Kasus pertama yaitu sewaktu turnamen internasional yunior Oneject Indonesia akhir Juni 2008. Ada 4 petenis putra asal Jepang sudah hadir ditempat tetapi tidak ada namanya di draw yang dibuat Referee. Masalahnya adalah keempat petenis tersebut sudah membayar dan ada bukti buktinya,sedangkan ada 4-5 tempat kosong (bye) dibabak kualifikasi tersebut. Kenapa bisa terjadi demikian. Referee merasa tugasnya hanya di persiapan undian yaitu dialkukan sign-in, sedangkan bendahara melalui tugas Direktur Turnamen menerima uang masuk. Banyak pihak terutama petugas Referee merasa tidak perlu atau tidak mau tahu apakah peserta sudah bayar atau belum. Jika hal ini yang terjadi maka menunjukkan tidak ada kerjasama yang baik dengan Panitia dan Referee. Hal ini tidak perlu terjadi, jika Referee mau kerjasama dengan baik. Hal ini sering dilakukan Referee asing yang bertugas di Indonesia. Kerjasama ini selalu ditonjolkan, bukan berarti panpel bisa mengatur tugas Referee.

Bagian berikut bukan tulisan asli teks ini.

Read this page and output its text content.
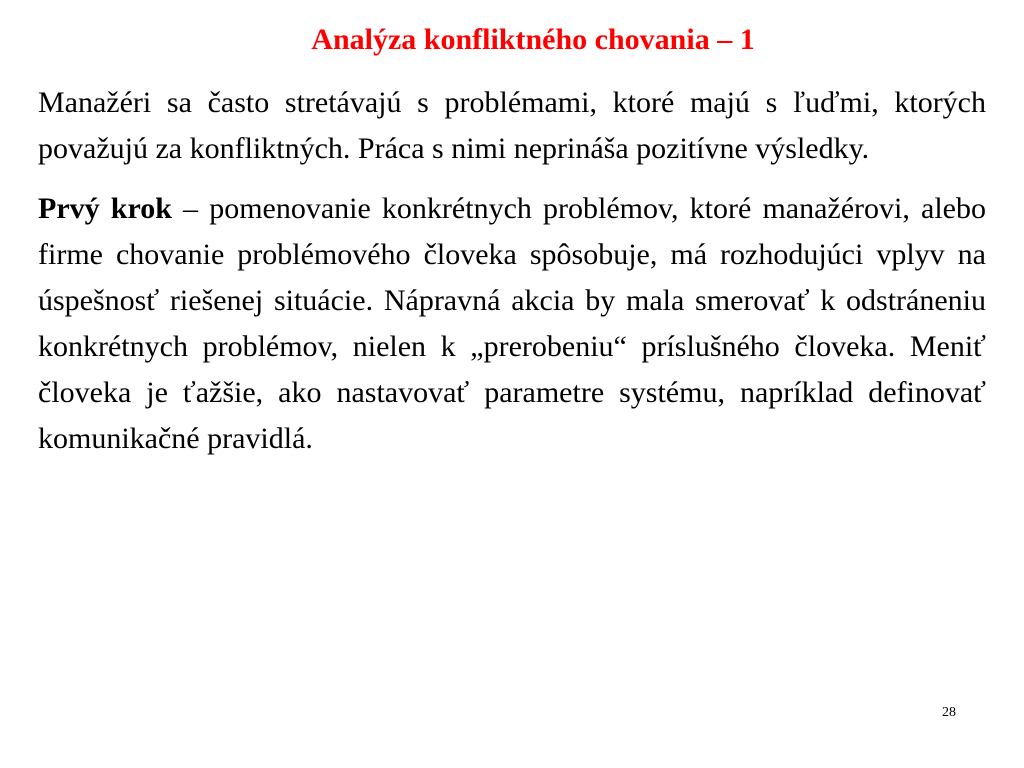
Analýza konfliktného chovania – 1

Manažéri sa často stretávajú s problémami, ktoré majú s ľuďmi, ktorých považujú za konfliktných. Práca s nimi neprináša pozitívne výsledky.

Prvý krok – pomenovanie konkrétnych problémov, ktoré manažérovi, alebo firme chovanie problémového človeka spôsobuje, má rozhodujúci vplyv na úspešnosť riešenej situácie. Nápravná akcia by mala smerovať k odstráneniu konkrétnych problémov, nielen k „prerobeniu“ príslušného človeka. Meniť človeka je ťažšie, ako nastavovať parametre systému, napríklad definovať komunikačné pravidlá.

28
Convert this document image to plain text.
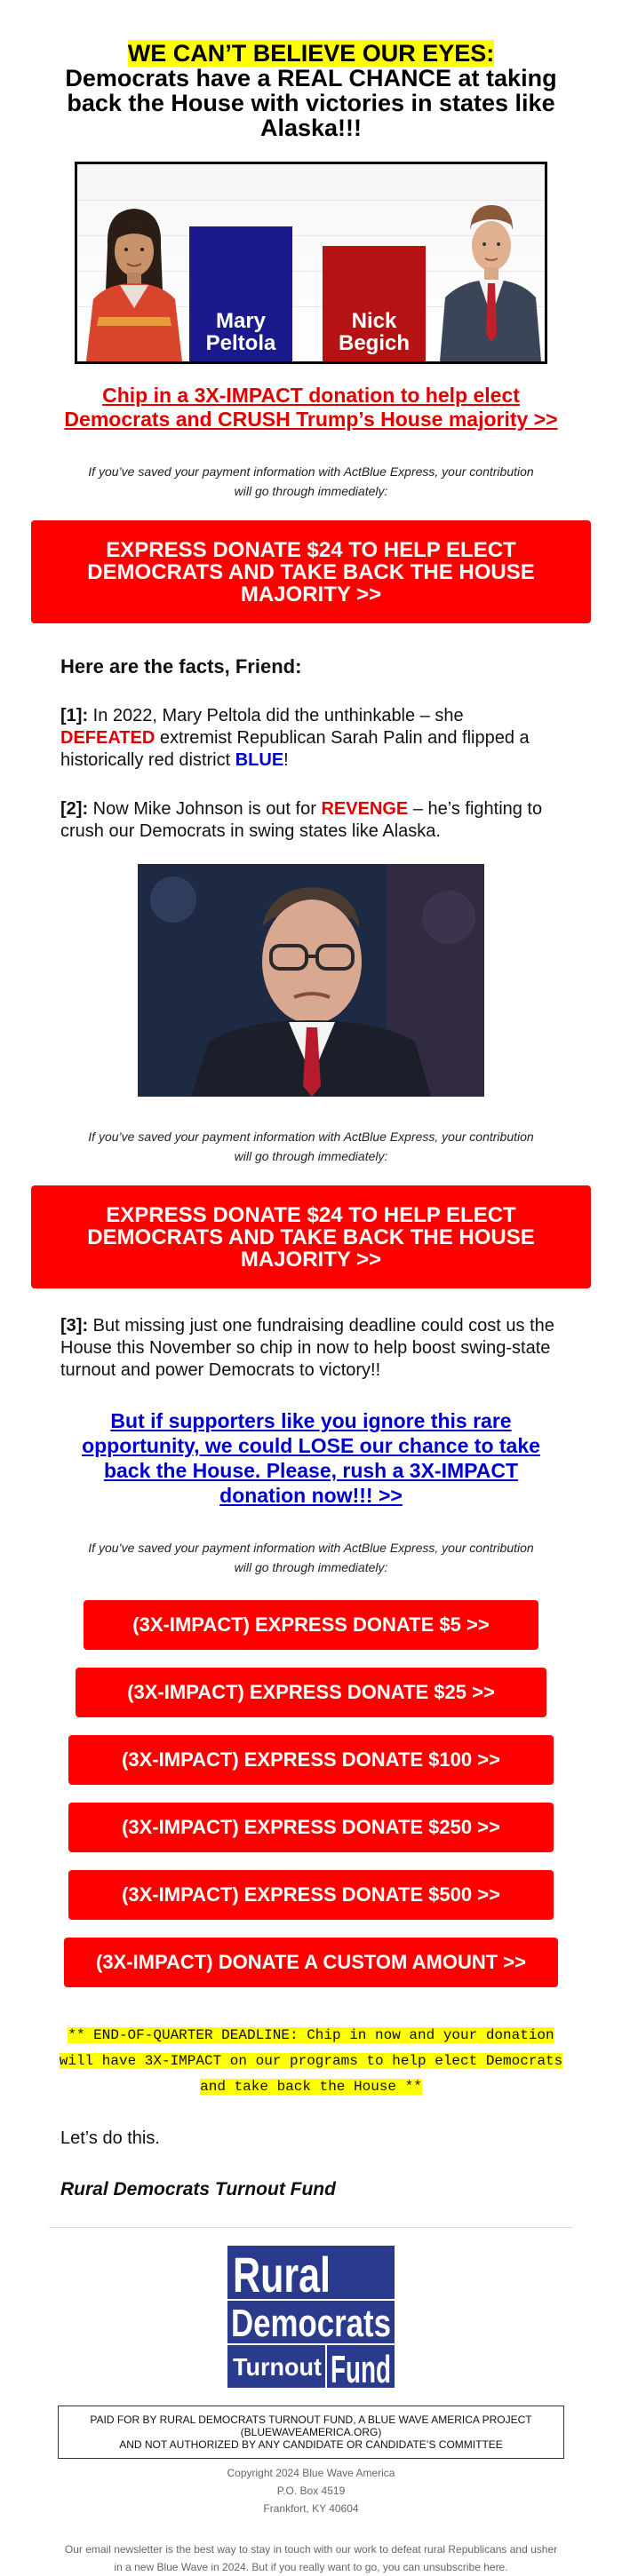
WE CAN’T BELIEVE OUR EYES:
Democrats have a REAL CHANCE at taking back the House with victories in states like Alaska!!!
Mary
Peltola
Nick
Begich
Chip in a 3X-IMPACT donation to help elect Democrats and CRUSH Trump’s House majority >>

If you’ve saved your payment information with ActBlue Express, your contribution will go through immediately:

EXPRESS DONATE $24 TO HELP ELECT DEMOCRATS AND TAKE BACK THE HOUSE MAJORITY >>
Here are the facts, Friend:

[1]: In 2022, Mary Peltola did the unthinkable – she DEFEATED extremist Republican Sarah Palin and flipped a historically red district BLUE!

[2]: Now Mike Johnson is out for REVENGE – he’s fighting to crush our Democrats in swing states like Alaska.

If you’ve saved your payment information with ActBlue Express, your contribution will go through immediately:

EXPRESS DONATE $24 TO HELP ELECT DEMOCRATS AND TAKE BACK THE HOUSE MAJORITY >>

[3]: But missing just one fundraising deadline could cost us the House this November so chip in now to help boost swing-state turnout and power Democrats to victory!!

But if supporters like you ignore this rare opportunity, we could LOSE our chance to take back the House. Please, rush a 3X-IMPACT donation now!!! >>

If you’ve saved your payment information with ActBlue Express, your contribution will go through immediately:

(3X-IMPACT) EXPRESS DONATE $5 >>
(3X-IMPACT) EXPRESS DONATE $25 >>
(3X-IMPACT) EXPRESS DONATE $100 >>
(3X-IMPACT) EXPRESS DONATE $250 >>
(3X-IMPACT) EXPRESS DONATE $500 >>
(3X-IMPACT) DONATE A CUSTOM AMOUNT >>

** END-OF-QUARTER DEADLINE: Chip in now and your donation will have 3X-IMPACT on our programs to help elect Democrats and take back the House **

Let’s do this.

Rural Democrats Turnout Fund

Rural
Democrats
Turnout Fund
PAID FOR BY RURAL DEMOCRATS TURNOUT FUND, A BLUE WAVE AMERICA PROJECT
(BLUEWAVEAMERICA.ORG)
AND NOT AUTHORIZED BY ANY CANDIDATE OR CANDIDATE’S COMMITTEE
Copyright 2024 Blue Wave America
P.O. Box 4519
Frankfort, KY 40604

Our email newsletter is the best way to stay in touch with our work to defeat rural Republicans and usher in a new Blue Wave in 2024. But if you really want to go, you can unsubscribe here.
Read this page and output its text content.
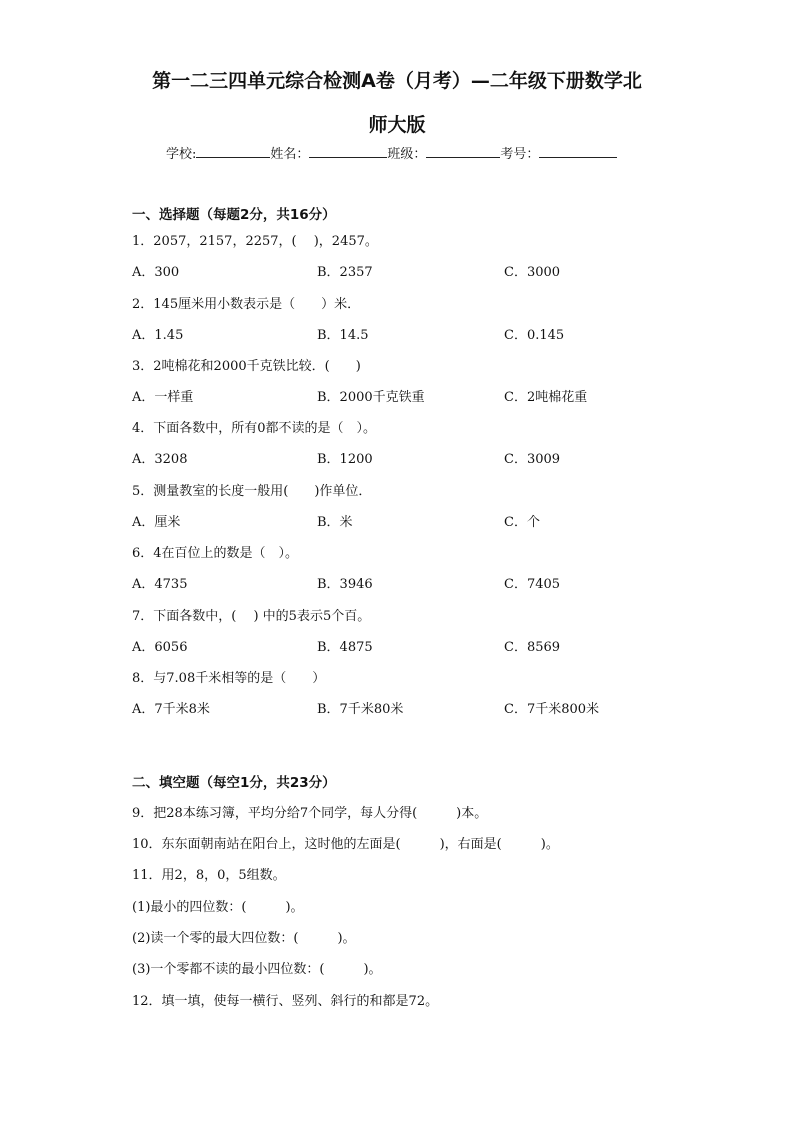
第一二三四单元综合检测A卷（月考）—二年级下册数学北
师大版
学校:	姓名：	班级：	考号：
一、选择题（每题2分，共16分）
1．2057，2157，2257，(　 )，2457。
A．300	B．2357	C．3000
2．145厘米用小数表示是（　　）米．
A．1.45	B．14.5	C．0.145
3．2吨棉花和2000千克铁比较．(　　)
A．一样重	B．2000千克铁重	C．2吨棉花重
4．下面各数中，所有0都不读的是（　）。
A．3208	B．1200	C．3009
5．测量教室的长度一般用(　　)作单位．
A．厘米	B．米	C．个
6．4在百位上的数是（　）。
A．4735	B．3946	C．7405
7．下面各数中，(　 ) 中的5表示5个百。
A．6056	B．4875	C．8569
8．与7.08千米相等的是（　　）
A．7千米8米	B．7千米80米	C．7千米800米
二、填空题（每空1分，共23分）
9．把28本练习簿，平均分给7个同学，每人分得(　　　)本。
10．东东面朝南站在阳台上，这时他的左面是(　　　)，右面是(　　　)。
11．用2，8，0，5组数。
(1)最小的四位数：(　　　)。
(2)读一个零的最大四位数：(　　　)。
(3)一个零都不读的最小四位数：(　　　)。
12．填一填，使每一横行、竖列、斜行的和都是72。
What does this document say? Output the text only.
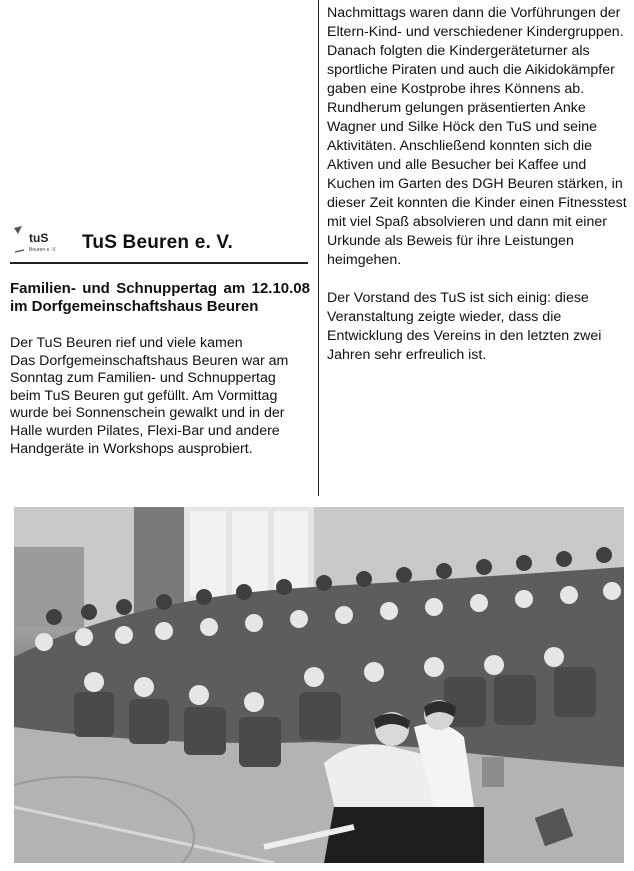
tuS
Beuren e. V. TuS Beuren e. V.
Familien- und Schnuppertag am 12.10.08 im Dorfgemeinschaftshaus Beuren

Der TuS Beuren rief und viele kamen

Das Dorfgemeinschaftshaus Beuren war am Sonntag zum Familien- und Schnuppertag beim TuS Beuren gut gefüllt. Am Vormittag wurde bei Sonnenschein gewalkt und in der Halle wurden Pilates, Flexi-Bar und andere Handgeräte in Workshops ausprobiert.

Nachmittags waren dann die Vorführungen der Eltern-Kind- und verschiedener Kindergruppen. Danach folgten die Kindergeräteturner als sportliche Piraten und auch die Aikidokämpfer gaben eine Kostprobe ihres Könnens ab. Rundherum gelungen präsentierten Anke Wagner und Silke Höck den TuS und seine Aktivitäten. Anschließend konnten sich die Aktiven und alle Besucher bei Kaffee und Kuchen im Garten des DGH Beuren stärken, in dieser Zeit konnten die Kinder einen Fitnesstest mit viel Spaß absolvieren und dann mit einer Urkunde als Beweis für ihre Leistungen heimgehen.

Der Vorstand des TuS ist sich einig: diese Veranstaltung zeigte wieder, dass die Entwicklung des Vereins in den letzten zwei Jahren sehr erfreulich ist.
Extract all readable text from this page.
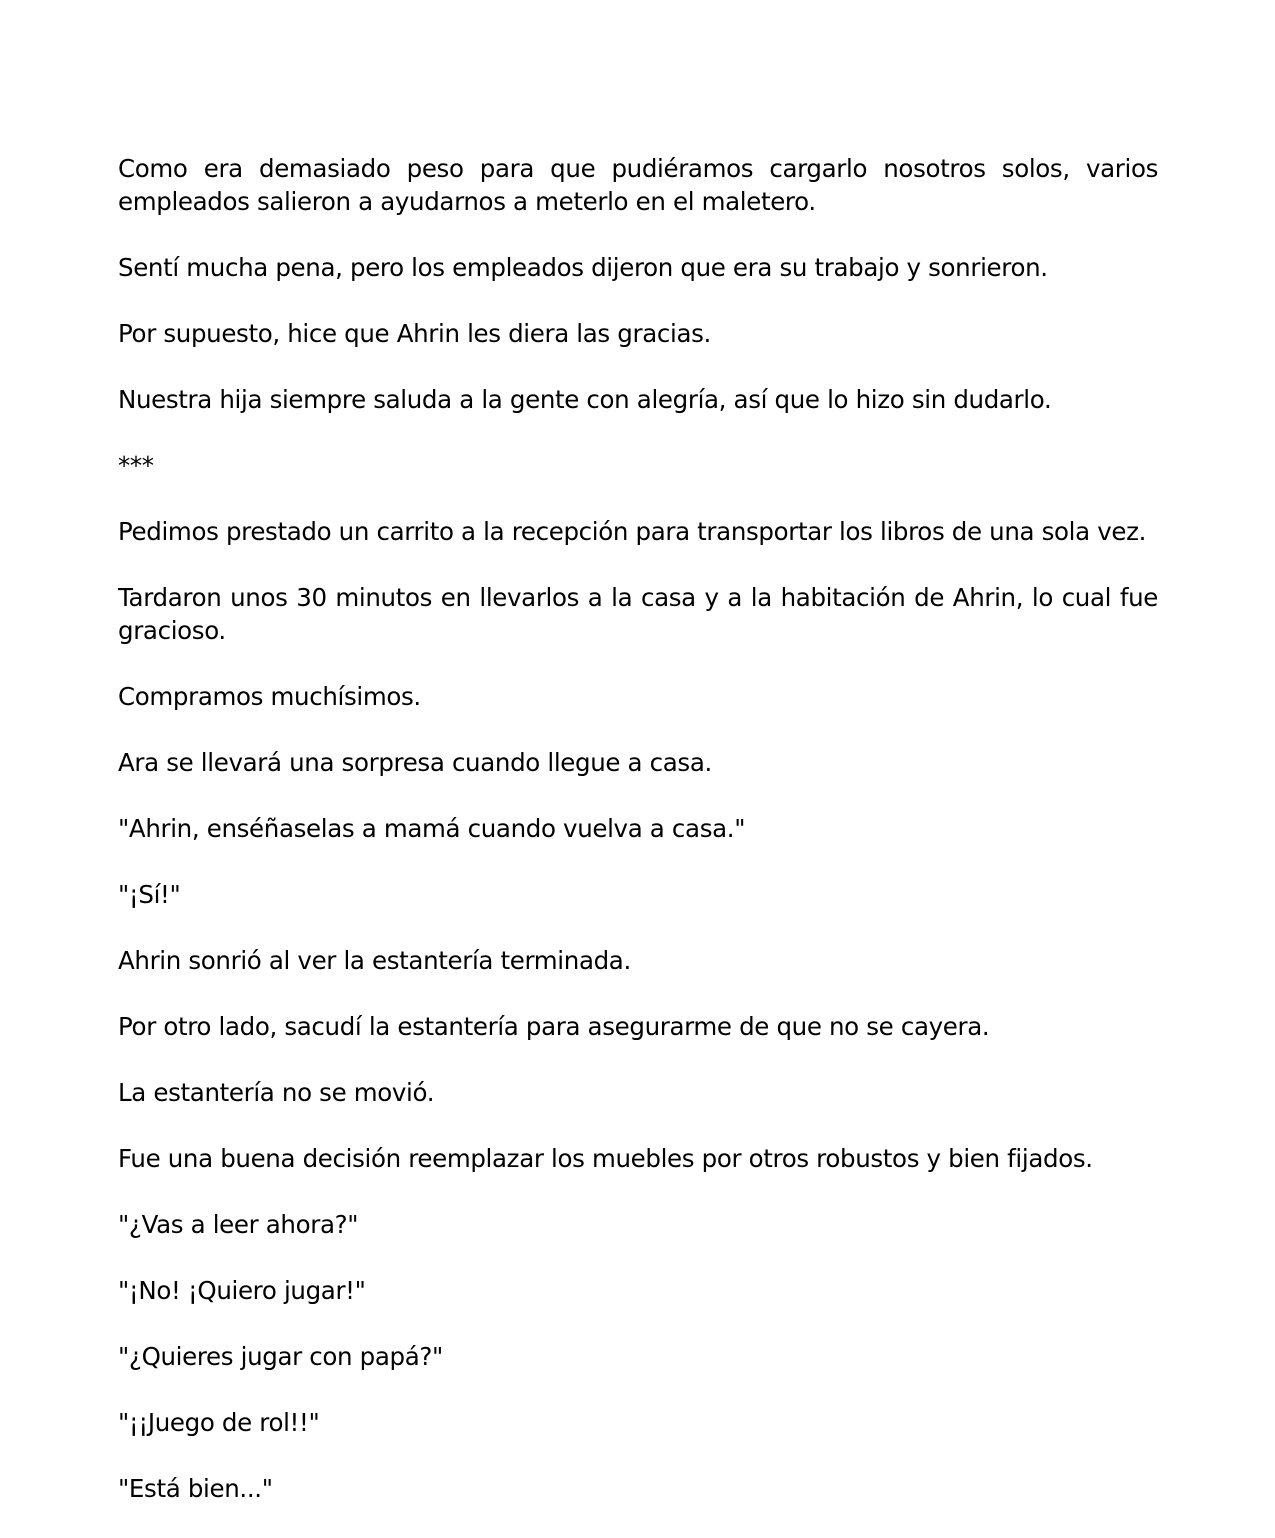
Como era demasiado peso para que pudiéramos cargarlo nosotros solos, varios empleados salieron a ayudarnos a meterlo en el maletero.

Sentí mucha pena, pero los empleados dijeron que era su trabajo y sonrieron.

Por supuesto, hice que Ahrin les diera las gracias.

Nuestra hija siempre saluda a la gente con alegría, así que lo hizo sin dudarlo.

***

Pedimos prestado un carrito a la recepción para transportar los libros de una sola vez.

Tardaron unos 30 minutos en llevarlos a la casa y a la habitación de Ahrin, lo cual fue gracioso.

Compramos muchísimos.

Ara se llevará una sorpresa cuando llegue a casa.

"Ahrin, enséñaselas a mamá cuando vuelva a casa."

"¡Sí!"

Ahrin sonrió al ver la estantería terminada.

Por otro lado, sacudí la estantería para asegurarme de que no se cayera.

La estantería no se movió.

Fue una buena decisión reemplazar los muebles por otros robustos y bien fijados.

"¿Vas a leer ahora?"

"¡No! ¡Quiero jugar!"

"¿Quieres jugar con papá?"

"¡¡Juego de rol!!"

"Está bien..."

Kasus pertama ini laporan yang masuk, bendahara panitia setelah waktu sign-in ditutup sempat meminta ke Referee , nama2 peserta yang sudah sign-in. Maksudnya mau cek apa ada yang lolos tidak bayar. Tapi maksud baik ini ditanggapi beda, kemungkinan merasa tugas sign-in tidak bisa dikatitkan dengan pembayaran. Hal ini terungkap karena Referee mengatakan tidak perlu diketahui oleh bendahara nama nama yang sudah sign-in. Disini terpulang keada individunya saja.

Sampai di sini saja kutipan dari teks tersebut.